Uaguinega has the distinction of being the first hotel in the archipelago to offer its guests satellite Internet access. Some may hope this experiment fails, as one of the delights of Kuna Yala  is feeling entirely cut off from the rest of the world.
The open-air dining room is on the northern edge of the island, looking out on open sea.
The lodge is owned and run by a Kuna family called the de la Ossas, and service is personal and friendly. One of the sons, Horacio, learned English during a three-month visit to the hippie enclave of Bolinas in Northern California, which he found a fascinating anthropological experience. (He thought it was muy interesante that there are 60-year-old North American women who smoke marijuana.)

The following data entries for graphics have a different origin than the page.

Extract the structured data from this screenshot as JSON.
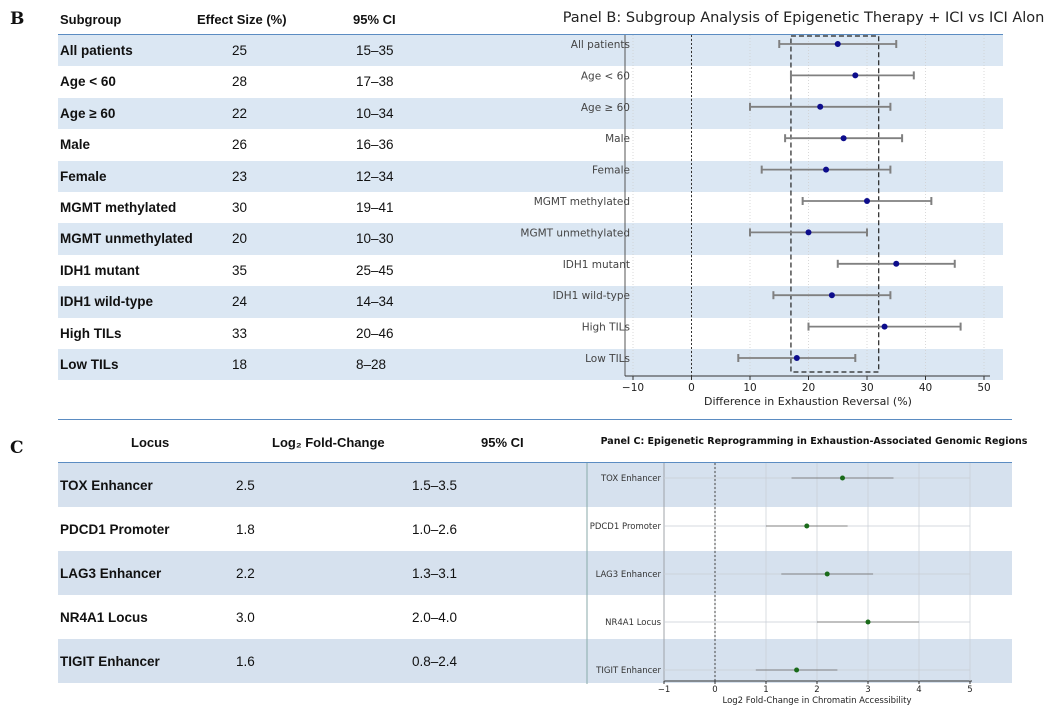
{
  "panel_b": {
    "letter": "B",
    "headers": {
      "subgroup": "Subgroup",
      "effect": "Effect Size (%)",
      "ci": "95% CI"
    },
    "rows": [
      {
        "subgroup": "All patients",
        "effect": "25",
        "ci": "15–35"
      },
      {
        "subgroup": "Age < 60",
        "effect": "28",
        "ci": "17–38"
      },
      {
        "subgroup": "Age ≥ 60",
        "effect": "22",
        "ci": "10–34"
      },
      {
        "subgroup": "Male",
        "effect": "26",
        "ci": "16–36"
      },
      {
        "subgroup": "Female",
        "effect": "23",
        "ci": "12–34"
      },
      {
        "subgroup": "MGMT methylated",
        "effect": "30",
        "ci": "19–41"
      },
      {
        "subgroup": "MGMT unmethylated",
        "effect": "20",
        "ci": "10–30"
      },
      {
        "subgroup": "IDH1 mutant",
        "effect": "35",
        "ci": "25–45"
      },
      {
        "subgroup": "IDH1 wild-type",
        "effect": "24",
        "ci": "14–34"
      },
      {
        "subgroup": "High TILs",
        "effect": "33",
        "ci": "20–46"
      },
      {
        "subgroup": "Low TILs",
        "effect": "18",
        "ci": "8–28"
      }
    ]
  },
  "panel_c": {
    "letter": "C",
    "headers": {
      "locus": "Locus",
      "fold": "Log₂ Fold-Change",
      "ci": "95% CI"
    },
    "rows": [
      {
        "locus": "TOX Enhancer",
        "fold": "2.5",
        "ci": "1.5–3.5"
      },
      {
        "locus": "PDCD1 Promoter",
        "fold": "1.8",
        "ci": "1.0–2.6"
      },
      {
        "locus": "LAG3 Enhancer",
        "fold": "2.2",
        "ci": "1.3–3.1"
      },
      {
        "locus": "NR4A1 Locus",
        "fold": "3.0",
        "ci": "2.0–4.0"
      },
      {
        "locus": "TIGIT Enhancer",
        "fold": "1.6",
        "ci": "0.8–2.4"
      }
    ]
  },
  "chart_data": [
    {
      "type": "scatter",
      "subtype": "forest",
      "title": "Panel B: Subgroup Analysis of Epigenetic Therapy + ICI vs ICI Alone",
      "xlabel": "Difference in Exhaustion Reversal (%)",
      "ylabel": "",
      "xlim": [
        -10,
        50
      ],
      "xticks": [
        "−10",
        "0",
        "10",
        "20",
        "30",
        "40",
        "50"
      ],
      "xtick_values": [
        -10,
        0,
        10,
        20,
        30,
        40,
        50
      ],
      "reference_line": 0,
      "highlight_range": [
        17,
        32
      ],
      "grid": "vertical",
      "categories": [
        "All patients",
        "Age < 60",
        "Age ≥ 60",
        "Male",
        "Female",
        "MGMT methylated",
        "MGMT unmethylated",
        "IDH1 mutant",
        "IDH1 wild-type",
        "High TILs",
        "Low TILs"
      ],
      "values": [
        25,
        28,
        22,
        26,
        23,
        30,
        20,
        35,
        24,
        33,
        18
      ],
      "ci_low": [
        15,
        17,
        10,
        16,
        12,
        19,
        10,
        25,
        14,
        20,
        8
      ],
      "ci_high": [
        35,
        38,
        34,
        36,
        34,
        41,
        30,
        45,
        34,
        46,
        28
      ],
      "point_color": "#0d0d8c",
      "line_color": "#808080"
    },
    {
      "type": "scatter",
      "subtype": "forest",
      "title": "Panel C: Epigenetic Reprogramming in Exhaustion-Associated Genomic Regions",
      "xlabel": "Log2 Fold-Change in Chromatin Accessibility",
      "ylabel": "",
      "xlim": [
        -1,
        5
      ],
      "xticks": [
        "−1",
        "0",
        "1",
        "2",
        "3",
        "4",
        "5"
      ],
      "xtick_values": [
        -1,
        0,
        1,
        2,
        3,
        4,
        5
      ],
      "reference_line": 0,
      "grid": "both",
      "categories": [
        "TOX Enhancer",
        "PDCD1 Promoter",
        "LAG3 Enhancer",
        "NR4A1 Locus",
        "TIGIT Enhancer"
      ],
      "values": [
        2.5,
        1.8,
        2.2,
        3.0,
        1.6
      ],
      "ci_low": [
        1.5,
        1.0,
        1.3,
        2.0,
        0.8
      ],
      "ci_high": [
        3.5,
        2.6,
        3.1,
        4.0,
        2.4
      ],
      "point_color": "#1a6b1a",
      "line_color": "#808080"
    }
  ]
}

The owners of Uaguinega have opened a somewhat more upscale sister hotel, Akwadup Lodge (tel. 396-4805 or 396-4806, cell 6105-9441, www.uaguinega.com , US$199 s, US$350 d, US$450 t, including meals and daily boat tour). It’s on the small island of Akwadup (OCK-wah-doop), about a 10-minute boat ride away from Achutupu . This one consists of half a dozen thatched-roof, wooden-floored cabins on pilings right over the ocean. Each has mosquito netting, a ceiling fan, a terrace with hammocks, private bathrooms, and 24-hour electricity. There is also a bar/dining room. Rates drop around US$25 per person after the first night, depending on group size.
The newish Dad Ibe Lodge (cell 612205448 or 6784-5978, www.dadibelodge.com , US$110 s, US$180 d, US$240 t, including all meals and a daily boat tour; there’s a one-time charge of US$10 for first night) consists of three substantial cane-walled, thatched-roof cabins on a small private island about 10 minutes by boat from Ailigandí. Dad Ibe (dodd-EE-bay) appears similar to the other “upscale” accommodations in the archipelago: relatively comfortable but still basic cabins on a small private island.
Cabins are over the water, with balconies and private bathrooms with flush toilets. There’s an open-air dining room above the water. Those enticed to the place by promises of such things as “decorator-appointed luxury beachfront cabins” will likely be disappointed; some have been. Tour possibilities include two nearby uninhabited islands with beaches and a visit to the village on Ailigandí or the mangroves around it.